Physician Contracts: Navigating Anti-Kickback and Stark LawsAdded by Hawley Troxell in Articles & Blogs, Health Law on June 20, 2011
The government is concerned that paying physicians for referrals may improperly affect the physician’s judgment and increase the cost of Medicare and Medicaid. Accordingly, the government has enacted statutes and regulations designed to prevent the payment of “kickbacks” in exchange for referrals or referrals to entities in which a health care provider has a financial interest, including employment or professional services contracts.
1. Federal Self-Referral (“Stark II”) Law, 42 U.S.C. § 1395nn and 42 C.F.R. § 411.351 et seq. The Stark II law generally prohibits a physician from referring patients for certain designated health services to an entity with which the physician or a member of the physician’s family has a financial relationship unless the transaction fits within a regulatory exception or “safe harbor”. Stark II also prohibits an entity from billing Medicare for services rendered per an improper referral unless a safe harbor applies. The net effect is that employment or professional services contracts with physicians or their family members must satisfy Stark II safe harbors as described below if the physician will be referring patients to the facility for designated health services. A violation of the statute may result in civil fines and exclusion from Medicare.
2. Federal Anti-Kickback Statute, 42 U.S.C. § 1320a-7(b) and 42 C.F.R. § 1001.952. The federal Anti-Kickback Statute (“AKS”) prohibits anyone from knowingly and intentionally offering, paying, or receiving remuneration in exchange for referring a patient for goods or services covered by Medicare or Medicaid unless the transaction fits within a regulatory safe harbor as described below. The AKS may be implicated where physicians are paid more than their legitimate services are worth, thereby suggesting that the overpayment is really for referrals. Violations may result in civil and criminal fines, imprisonment, and exclusion from Medicare.

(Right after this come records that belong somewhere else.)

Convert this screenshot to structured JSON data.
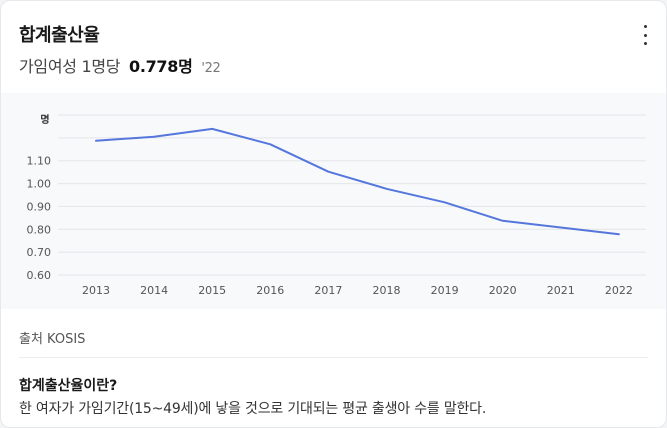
{
  "header": {
    "title": "합계출산율",
    "subtitle_prefix": "가임여성 1명당",
    "subtitle_value": "0.778명",
    "subtitle_year": "'22"
  },
  "menu": {
    "icon": "more-vertical-icon"
  },
  "source": {
    "label": "출처 KOSIS"
  },
  "definition": {
    "title": "합계출산율이란?",
    "text": "한 여자가 가임기간(15~49세)에 낳을 것으로 기대되는 평균 출생아 수를 말한다."
  },
  "chart_data": {
    "type": "line",
    "x": [
      "2013",
      "2014",
      "2015",
      "2016",
      "2017",
      "2018",
      "2019",
      "2020",
      "2021",
      "2022"
    ],
    "series": [
      {
        "values": [
          1.187,
          1.205,
          1.239,
          1.172,
          1.052,
          0.977,
          0.918,
          0.837,
          0.808,
          0.778
        ],
        "color": "#5577dd"
      }
    ],
    "yunit": "명",
    "yticks": [
      0.6,
      0.7,
      0.8,
      0.9,
      1.0,
      1.1
    ],
    "ytick_labels": [
      "0.60",
      "0.70",
      "0.80",
      "0.90",
      "1.00",
      "1.10"
    ],
    "ylim": [
      0.6,
      1.3
    ],
    "grid": true
  }
}
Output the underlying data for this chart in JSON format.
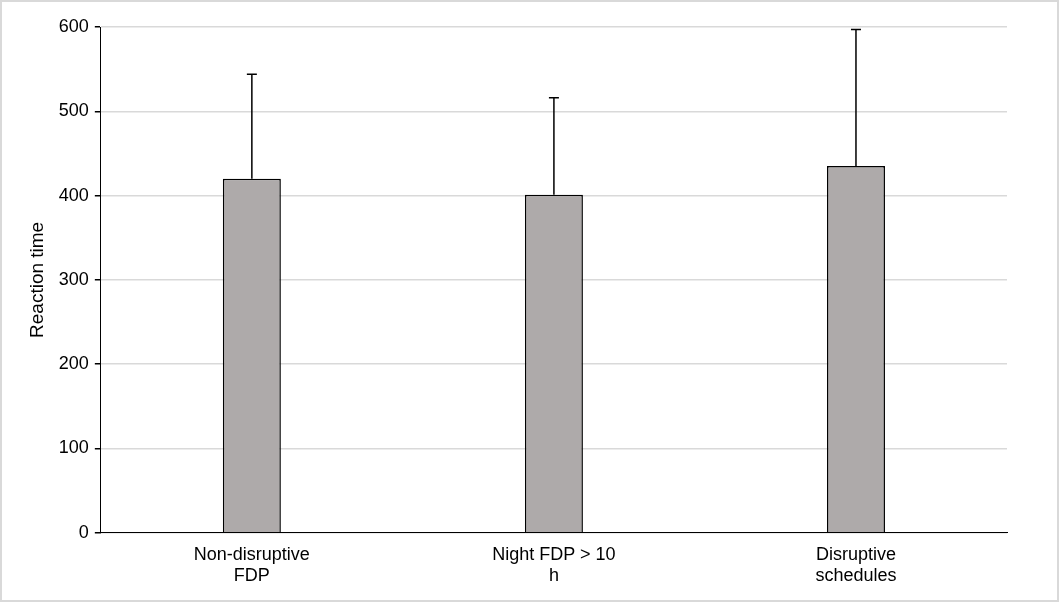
{
  "chart_data": {
    "type": "bar",
    "ylabel": "Reaction time",
    "categories": [
      "Non-disruptive FDP",
      "Night FDP > 10 h",
      "Disruptive schedules"
    ],
    "values": [
      420,
      401,
      435
    ],
    "errors": [
      [
        420,
        544
      ],
      [
        401,
        516
      ],
      [
        435,
        597
      ]
    ],
    "color": "#aeaaaa",
    "ylim": [
      0,
      600
    ],
    "yticks": [
      0,
      100,
      200,
      300,
      400,
      500,
      600
    ],
    "grid": "y",
    "legend": false
  }
}
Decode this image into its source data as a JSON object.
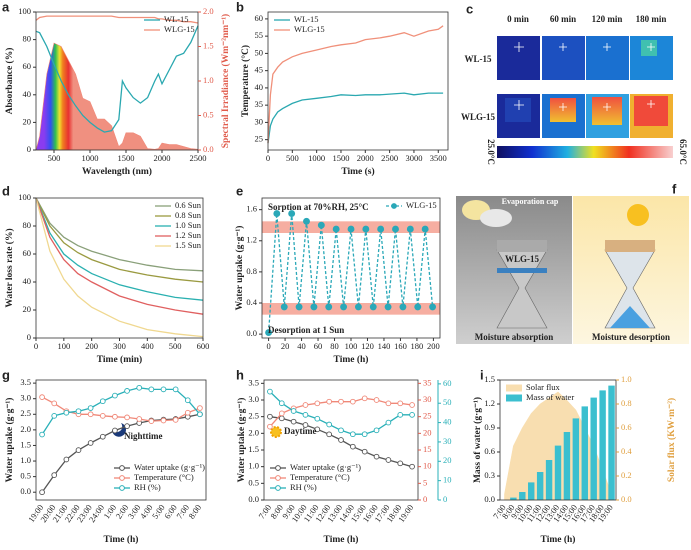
{
  "chart_data": [
    {
      "type": "line",
      "panel": "a",
      "xlabel": "Wavelength (nm)",
      "ylabel": "Absorbance (%)",
      "y2label": "Spectral Irradiance (Wm⁻²nm⁻¹)",
      "y2color": "#e05a4a",
      "x": [
        250,
        300,
        400,
        500,
        600,
        700,
        800,
        900,
        1000,
        1100,
        1200,
        1300,
        1400,
        1450,
        1500,
        1600,
        1700,
        1800,
        1900,
        1950,
        2000,
        2100,
        2200,
        2300,
        2400,
        2500
      ],
      "xlim": [
        250,
        2500
      ],
      "xticks": [
        500,
        1000,
        1500,
        2000,
        2500
      ],
      "ylim": [
        0,
        100
      ],
      "yticks": [
        0,
        20,
        40,
        60,
        80,
        100
      ],
      "y2lim": [
        0,
        2
      ],
      "y2ticks": [
        {
          "value": 0,
          "label": "0.0"
        },
        0.5,
        {
          "value": 1,
          "label": "1.0"
        },
        1.5,
        {
          "value": 2,
          "label": "2.0"
        }
      ],
      "legend": "upper right",
      "series": [
        {
          "type": "area",
          "axis": "y2",
          "color": "#f08878",
          "spectrum": true,
          "values": [
            0,
            0.2,
            1.1,
            1.55,
            1.5,
            1.3,
            1.1,
            0.75,
            0.7,
            0.45,
            0.45,
            0.35,
            0.05,
            0.1,
            0.25,
            0.25,
            0.2,
            0.02,
            0.01,
            0.02,
            0.1,
            0.08,
            0.08,
            0.05,
            0.02,
            0.01
          ]
        },
        {
          "name": "WL-15",
          "color": "#2aa8b0",
          "values": [
            86,
            85,
            75,
            62,
            50,
            40,
            32,
            25,
            20,
            16,
            13,
            14,
            22,
            50,
            45,
            38,
            34,
            38,
            50,
            55,
            48,
            58,
            68,
            70,
            78,
            90
          ]
        },
        {
          "name": "WLG-15",
          "color": "#f0907a",
          "values": [
            94,
            96,
            97,
            97,
            97,
            97,
            97,
            97,
            97,
            97,
            97,
            97,
            96,
            96,
            96,
            96,
            96,
            96,
            96,
            95,
            95,
            94,
            94,
            93,
            93,
            92
          ]
        }
      ]
    },
    {
      "type": "line",
      "panel": "b",
      "xlabel": "Time (s)",
      "ylabel": "Temperature (°C)",
      "x": [
        0,
        50,
        100,
        200,
        300,
        500,
        700,
        1000,
        1300,
        1500,
        1800,
        2000,
        2300,
        2500,
        2800,
        3000,
        3300,
        3500,
        3600
      ],
      "xlim": [
        0,
        3700
      ],
      "xticks": [
        0,
        500,
        1000,
        1500,
        2000,
        2500,
        3000,
        3500
      ],
      "ylim": [
        22,
        62
      ],
      "yticks": [
        25,
        30,
        35,
        40,
        45,
        50,
        55,
        60
      ],
      "legend": "upper left",
      "series": [
        {
          "name": "WL-15",
          "color": "#2aa8b0",
          "values": [
            24,
            29,
            31,
            33,
            34,
            35.5,
            36.5,
            37,
            37.5,
            38,
            37.8,
            38,
            38,
            38.2,
            38.5,
            38,
            38.5,
            38.5,
            38.5
          ]
        },
        {
          "name": "WLG-15",
          "color": "#f0907a",
          "values": [
            24,
            38,
            44,
            46,
            47.5,
            49,
            50,
            51,
            52,
            52.5,
            53,
            54,
            54.5,
            55,
            56,
            55,
            56.5,
            57,
            58
          ]
        }
      ]
    },
    {
      "type": "image",
      "panel": "c",
      "columns": [
        "0 min",
        "60 min",
        "120 min",
        "180 min"
      ],
      "rows": [
        "WL-15",
        "WLG-15"
      ],
      "colorbar_labels": [
        "25.0°C",
        "65.0°C"
      ]
    },
    {
      "type": "line",
      "panel": "d",
      "xlabel": "Time (min)",
      "ylabel": "Water loss rate (%)",
      "x": [
        0,
        50,
        100,
        150,
        200,
        300,
        400,
        500,
        600
      ],
      "xlim": [
        0,
        600
      ],
      "xticks": [
        0,
        100,
        200,
        300,
        400,
        500,
        600
      ],
      "ylim": [
        0,
        100
      ],
      "yticks": [
        0,
        20,
        40,
        60,
        80,
        100
      ],
      "legend": "upper right",
      "series": [
        {
          "name": "0.6 Sun",
          "color": "#8aa07a",
          "values": [
            100,
            82,
            72,
            66,
            62,
            56,
            52,
            49,
            48
          ]
        },
        {
          "name": "0.8 Sun",
          "color": "#9a9a40",
          "values": [
            100,
            80,
            68,
            61,
            56,
            49,
            45,
            42,
            40
          ]
        },
        {
          "name": "1.0 Sun",
          "color": "#2ab0b0",
          "values": [
            100,
            75,
            60,
            52,
            46,
            38,
            33,
            29,
            27
          ]
        },
        {
          "name": "1.2 Sun",
          "color": "#e06060",
          "values": [
            100,
            72,
            56,
            46,
            40,
            30,
            24,
            20,
            17
          ]
        },
        {
          "name": "1.5 Sun",
          "color": "#f0d890",
          "values": [
            100,
            62,
            42,
            30,
            22,
            12,
            6,
            3,
            1
          ]
        }
      ]
    },
    {
      "type": "line",
      "panel": "e",
      "xlabel": "Time (h)",
      "ylabel": "Water uptake (g·g⁻¹)",
      "annotations": [
        "Sorption at 70%RH, 25°C",
        "Desorption at 1 Sun"
      ],
      "x": [
        0,
        10,
        19,
        28,
        37,
        46,
        55,
        64,
        73,
        82,
        91,
        100,
        109,
        118,
        127,
        136,
        145,
        154,
        163,
        172,
        181,
        190,
        199
      ],
      "xlim": [
        -8,
        208
      ],
      "xticks": [
        0,
        20,
        40,
        60,
        80,
        100,
        120,
        140,
        160,
        180,
        200
      ],
      "ylim": [
        -0.05,
        1.75
      ],
      "yticks": [
        {
          "value": 0,
          "label": "0.0"
        },
        0.4,
        0.8,
        1.2,
        1.6
      ],
      "bands": [
        [
          1.3,
          1.45
        ],
        [
          0.25,
          0.4
        ]
      ],
      "band_color": "#f4a090",
      "legend": "upper right",
      "series": [
        {
          "name": "WLG-15",
          "color": "#2aa8b8",
          "marker": "filled",
          "dashed": true,
          "values": [
            0.02,
            1.55,
            0.35,
            1.55,
            0.35,
            1.45,
            0.35,
            1.4,
            0.35,
            1.35,
            0.35,
            1.35,
            0.35,
            1.35,
            0.35,
            1.35,
            0.35,
            1.35,
            0.35,
            1.35,
            0.35,
            1.35,
            0.35
          ]
        }
      ]
    },
    {
      "type": "image",
      "panel": "f",
      "labels": [
        "Evaporation cap",
        "WLG-15",
        "Moisture absorption",
        "Moisture desorption"
      ]
    },
    {
      "type": "line",
      "panel": "g",
      "xlabel": "Time (h)",
      "ylabel": "Water uptake (g·g⁻¹)",
      "annotations": [
        "Nighttime"
      ],
      "categories": [
        "19:00",
        "20:00",
        "21:00",
        "22:00",
        "23:00",
        "24:00",
        "1:00",
        "2:00",
        "3:00",
        "4:00",
        "5:00",
        "6:00",
        "7:00",
        "8:00"
      ],
      "ylim": [
        -0.25,
        3.6
      ],
      "yticks": [
        {
          "value": 0,
          "label": "0.0"
        },
        0.5,
        {
          "value": 1,
          "label": "1.0"
        },
        1.5,
        {
          "value": 2,
          "label": "2.0"
        },
        2.5,
        {
          "value": 3,
          "label": "3.0"
        },
        3.5
      ],
      "legend": "lower right",
      "series": [
        {
          "name": "Water uptake (g·g⁻¹)",
          "color": "#555555",
          "marker": "open",
          "values": [
            0,
            0.55,
            1.05,
            1.35,
            1.58,
            1.78,
            1.98,
            2.12,
            2.22,
            2.3,
            2.33,
            2.35,
            2.42,
            2.5
          ]
        },
        {
          "name": "Temperature (°C)",
          "color": "#f08878",
          "marker": "open",
          "values": [
            3.05,
            2.85,
            2.6,
            2.5,
            2.5,
            2.45,
            2.42,
            2.4,
            2.35,
            2.28,
            2.3,
            2.32,
            2.55,
            2.7
          ]
        },
        {
          "name": "RH (%)",
          "color": "#2ab0b8",
          "marker": "open",
          "values": [
            1.85,
            2.45,
            2.55,
            2.6,
            2.7,
            2.92,
            3.1,
            3.25,
            3.35,
            3.3,
            3.3,
            3.3,
            2.95,
            2.5
          ]
        }
      ]
    },
    {
      "type": "line",
      "panel": "h",
      "xlabel": "Time (h)",
      "ylabel": "Water uptake (g·g⁻¹)",
      "annotations": [
        "Daytime"
      ],
      "categories": [
        "7:00",
        "8:00",
        "9:00",
        "10:00",
        "11:00",
        "12:00",
        "13:00",
        "14:00",
        "15:00",
        "16:00",
        "17:00",
        "18:00",
        "19:00"
      ],
      "ylim": [
        0,
        3.6
      ],
      "yticks": [
        {
          "value": 0,
          "label": "0.0"
        },
        0.5,
        {
          "value": 1,
          "label": "1.0"
        },
        1.5,
        {
          "value": 2,
          "label": "2.0"
        },
        2.5,
        {
          "value": 3,
          "label": "3.0"
        },
        3.5
      ],
      "y2lim": [
        0,
        36
      ],
      "y2ticks": [
        0,
        5,
        10,
        15,
        20,
        25,
        30,
        35
      ],
      "y2color": "#e05a4a",
      "y3lim": [
        0,
        62
      ],
      "y3ticks": [
        0,
        10,
        20,
        30,
        40,
        50,
        60
      ],
      "y3color": "#2ab0b8",
      "legend": "lower left",
      "series": [
        {
          "name": "Water uptake (g·g⁻¹)",
          "color": "#555555",
          "marker": "open",
          "values": [
            2.5,
            2.45,
            2.35,
            2.25,
            2.12,
            1.97,
            1.8,
            1.6,
            1.45,
            1.3,
            1.2,
            1.1,
            1.0
          ]
        },
        {
          "name": "Temperature (°C)",
          "color": "#f08878",
          "marker": "open",
          "axis": "y2",
          "values": [
            22,
            26,
            27.5,
            28.5,
            29,
            29.5,
            29.5,
            29.5,
            30.5,
            30,
            29,
            29,
            28.5
          ]
        },
        {
          "name": "RH (%)",
          "color": "#2ab0b8",
          "marker": "open",
          "axis": "y3",
          "values": [
            56,
            50,
            46,
            44,
            42,
            39,
            36,
            34,
            34,
            36,
            40,
            44,
            44
          ]
        }
      ]
    },
    {
      "type": "bar",
      "panel": "i",
      "xlabel": "Time (h)",
      "ylabel": "Mass of water (g·g⁻¹)",
      "y2label": "Solar flux (KW·m⁻²)",
      "y2color": "#e0a040",
      "categories": [
        "7:00",
        "8:00",
        "9:00",
        "10:00",
        "11:00",
        "12:00",
        "13:00",
        "14:00",
        "15:00",
        "16:00",
        "17:00",
        "18:00",
        "19:00"
      ],
      "ylim": [
        0,
        1.5
      ],
      "yticks": [
        {
          "value": 0,
          "label": "0.0"
        },
        0.3,
        0.6,
        0.9,
        1.2,
        1.5
      ],
      "y2lim": [
        0,
        1
      ],
      "y2ticks": [
        {
          "value": 0,
          "label": "0.0"
        },
        0.2,
        0.4,
        0.6,
        0.8,
        {
          "value": 1,
          "label": "1.0"
        }
      ],
      "legend": "upper left",
      "series": [
        {
          "name": "Solar flux",
          "type": "area",
          "axis": "y2",
          "color": "#f8deb0",
          "values": [
            0.05,
            0.45,
            0.6,
            0.72,
            0.8,
            0.85,
            0.9,
            0.83,
            0.75,
            0.6,
            0.45,
            0.25,
            0.05
          ]
        },
        {
          "name": "Mass of water",
          "color": "#3bbfcf",
          "values": [
            0,
            0.03,
            0.1,
            0.22,
            0.35,
            0.5,
            0.68,
            0.85,
            1.02,
            1.17,
            1.28,
            1.37,
            1.43
          ]
        }
      ]
    }
  ]
}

3. Idaho Anti-Kickback Statute, I.C. § 41-348. Although not well known and rarely applied, Idaho’s Anti-Kickback Statute also prohibits health care service providers from accepting or paying others for a referral. Violations may result in a $5000 fine.
4. Safe Harbors for Professional Services. Both the federal AKS and Stark II law have safe harbors that apply to employment and professional services contracts such as clinical service or medical director agreements.
Employment Contracts. The federal AKS does not apply to bona fide employment contracts. However, to satisfy Stark II, an employment contract with a physician or a member of the physician’s family must satisfy the following: (1) the contract must be for identifiable services; (2) the compensation must be consistent with fair market value and generally may not depend on the volume or value of referrals; and (3) the arrangement must be commercially reasonable even if no referrals were made (i.e., the contract must make business sense regardless of referrals by the physician). See 42 C.F.R. § 411.357(c).
Professional Services Contracts. To satisfy the AKS and Stark II safe harbors for independent contractor agreements, the contract must generally satisfy the following: (1) the contract must be in writing, specify the services to be performed, and be signed by the parties; (2) the contract must be for at least one year, and if terminated earlier, may not be renegotiated upon the same or substantially similar terms during the one-year period; (3) the services must not exceed those that are reasonably necessary for legitimate business purposes; and (4) the compensation to be paid must be set in advance, represent fair market value, and not vary with the volume or value of referrals. See 42 C.F.R. §§ 411.357(d) and 1001.952(d). In addition, to satisfy the AKS, the aggregate compensation must be set in advance, not just the method of compensation. Id. at § 1001.952(d)(5).
There are no safe harbors under the Idaho AKS; however, health care entities should not have any problems so long as they comply with federal standards and pay fair market value for legitimate services actually received.
5. Compensation. The Stark and AKS laws have specific requirements for the method and amount of compensation that may be paid.
6. Conclusion. Health care entities can properly enter medical director or other professional services arrangements with physicians and other health care providers; however, the arrangements must generally comply with the statutory and regulatory requirements described above. Entities should review their existing contracts to ensure they comply and review new contracts as they are negotiated and executed.